En alusión al simbolismo del acto, cuyo legado será reabierto en un siglo, José Emilio Pacheco señaló que no sabe si habrá libros en el siglo XXI, pero que sí se atrevía a creer que seguiría existiendo la lengua española.

Pacheco, quien se mostró agradecido por la “generosidad” del Cervantes por invitarle a depositar en la caja número 1525 de esta vieja bóveda que perteneció al Banco Central, estuvo acompañado por la ministra de Cultura, Ángeles González-Sinde, la directora del Instituto Cervantes, Carmen Caffarel, y por su familia.

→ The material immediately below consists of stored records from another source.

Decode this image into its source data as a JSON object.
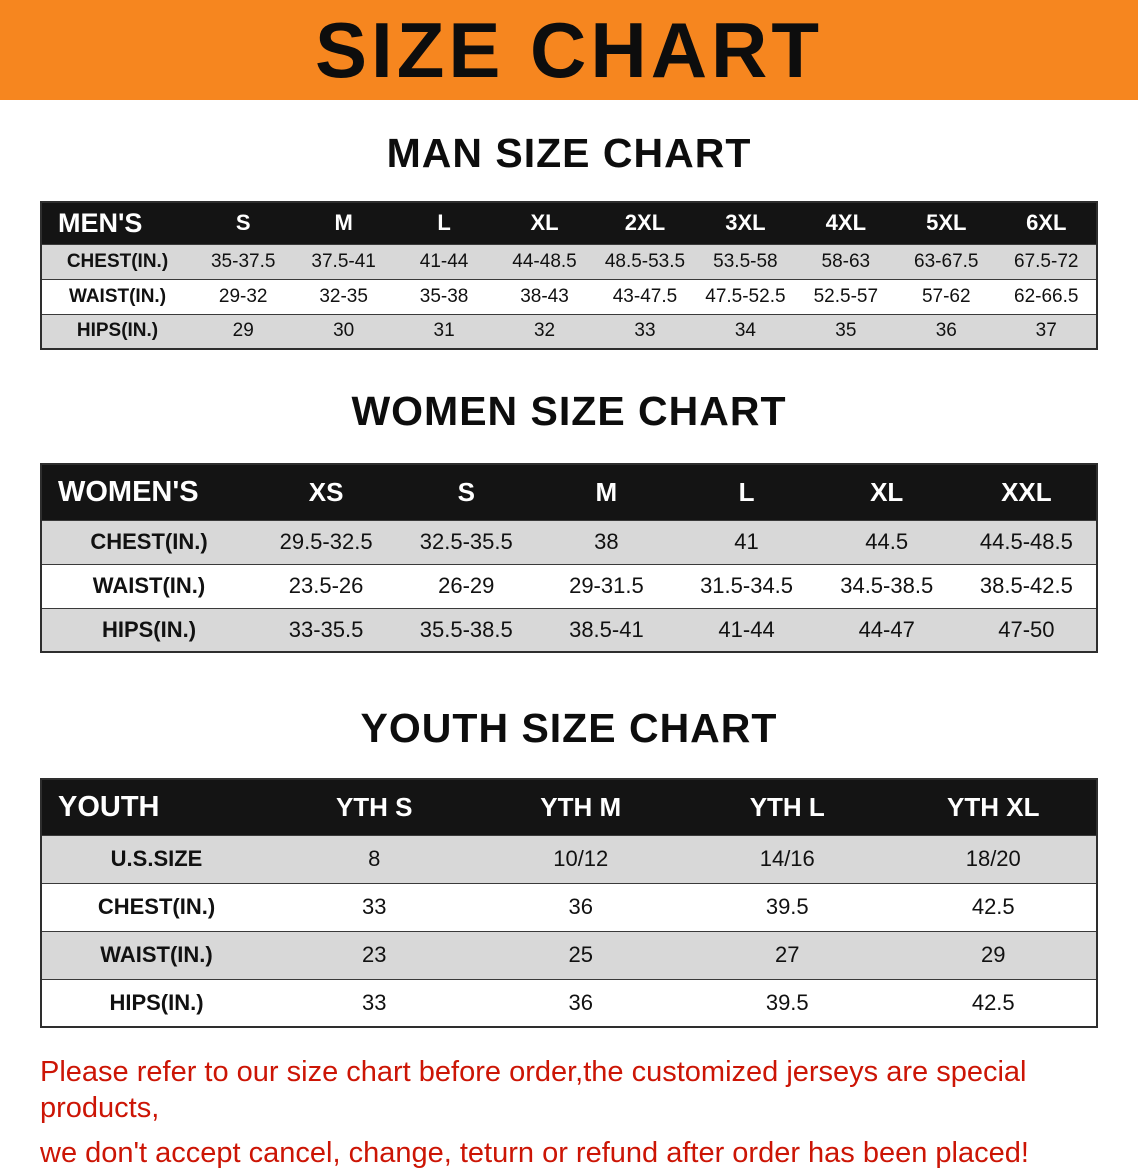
{
  "banner": {
    "title": "SIZE CHART"
  },
  "colors": {
    "banner_bg": "#f6861f",
    "table_header_bg": "#141414",
    "row_alt_bg": "#d8d8d8",
    "disclaimer_text": "#cc1505"
  },
  "sections": [
    {
      "id": "men",
      "heading": "MAN SIZE CHART",
      "columns": [
        "MEN'S",
        "S",
        "M",
        "L",
        "XL",
        "2XL",
        "3XL",
        "4XL",
        "5XL",
        "6XL"
      ],
      "rows": [
        [
          "CHEST(IN.)",
          "35-37.5",
          "37.5-41",
          "41-44",
          "44-48.5",
          "48.5-53.5",
          "53.5-58",
          "58-63",
          "63-67.5",
          "67.5-72"
        ],
        [
          "WAIST(IN.)",
          "29-32",
          "32-35",
          "35-38",
          "38-43",
          "43-47.5",
          "47.5-52.5",
          "52.5-57",
          "57-62",
          "62-66.5"
        ],
        [
          "HIPS(IN.)",
          "29",
          "30",
          "31",
          "32",
          "33",
          "34",
          "35",
          "36",
          "37"
        ]
      ]
    },
    {
      "id": "women",
      "heading": "WOMEN SIZE CHART",
      "columns": [
        "WOMEN'S",
        "XS",
        "S",
        "M",
        "L",
        "XL",
        "XXL"
      ],
      "rows": [
        [
          "CHEST(IN.)",
          "29.5-32.5",
          "32.5-35.5",
          "38",
          "41",
          "44.5",
          "44.5-48.5"
        ],
        [
          "WAIST(IN.)",
          "23.5-26",
          "26-29",
          "29-31.5",
          "31.5-34.5",
          "34.5-38.5",
          "38.5-42.5"
        ],
        [
          "HIPS(IN.)",
          "33-35.5",
          "35.5-38.5",
          "38.5-41",
          "41-44",
          "44-47",
          "47-50"
        ]
      ]
    },
    {
      "id": "youth",
      "heading": "YOUTH SIZE CHART",
      "columns": [
        "YOUTH",
        "YTH S",
        "YTH M",
        "YTH L",
        "YTH XL"
      ],
      "rows": [
        [
          "U.S.SIZE",
          "8",
          "10/12",
          "14/16",
          "18/20"
        ],
        [
          "CHEST(IN.)",
          "33",
          "36",
          "39.5",
          "42.5"
        ],
        [
          "WAIST(IN.)",
          "23",
          "25",
          "27",
          "29"
        ],
        [
          "HIPS(IN.)",
          "33",
          "36",
          "39.5",
          "42.5"
        ]
      ]
    }
  ],
  "disclaimer": {
    "line1": "Please refer to our size chart before order,the customized jerseys are special products,",
    "line2": "we don't accept cancel, change, teturn or refund after order has been placed!"
  }
}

El escritor señaló que “con humildad y orgullo” esperaba que cuando su legado se abra dentro de un siglo esas futuras generaciones de un “impensable 2110, tengan piedad de mí y de esta época oscura y sangrienta”, porque él solo es “una gota en el océano y un átomo en la cadena que empezó hace años”.

La caja 1525 que correspondió a Pacheco se encuentra encima de la que contiene el legado de la escritora Ana María Matute y del escritor Juan Marsé, depositado en ediciones recientes del Premio Cervantes, que Pacheco recibe en dos días.

El también colaborador de Proceso dijo en la ceremonia que algunos de los manuscritos—que metió agrupados en un fólder color amarillo—“pertenecen a distintas épocas” y los eligió “al azar”, alguno de ellos es un “pedazo” de una crónica literaria, y la mayoría están escritos “con una letra manuscrita pésima, lo cual me da mucha vergüenza”.

El escritor mostró su espontáneo sentido del humor al decir, “me despido de ellas”, al momento de introducir en la caja sus “instrumentos de trabajo”, su pluma estilográfica, el bolígrafo y el rotulador, al igual que cuando Carmen Caffarel, la directora del Cervantes, le entregó la llave simbólica y el certificado que acredita la cesión, “no sé para qué me la dan, en cien años yo no voy a existir”, señaló.

Incluso, dijo que cuando, en cien años, abran la caja sus instrumentos de trabajo serán “vestigios” que en esa época parecerán sacados de “una cueva de la Prehistoria”.

Incluso ironizó luego de colocar el legado en esta vieja bóveda bancaria y firmar el acta, “estoy tan acostumbrado a manejar dinero”.

Este jueves 22, Pacheco iniciará la XIV lectura continuada del Quijote, de Cervantes, en el Círculo de Bellas Artes.

En la ceremonia solemne del premio Cervantes, el viernes 23 en la Universidad de Alcalá de Henares, el escritor mexicano recibirá el galardón de manos del Rey de España.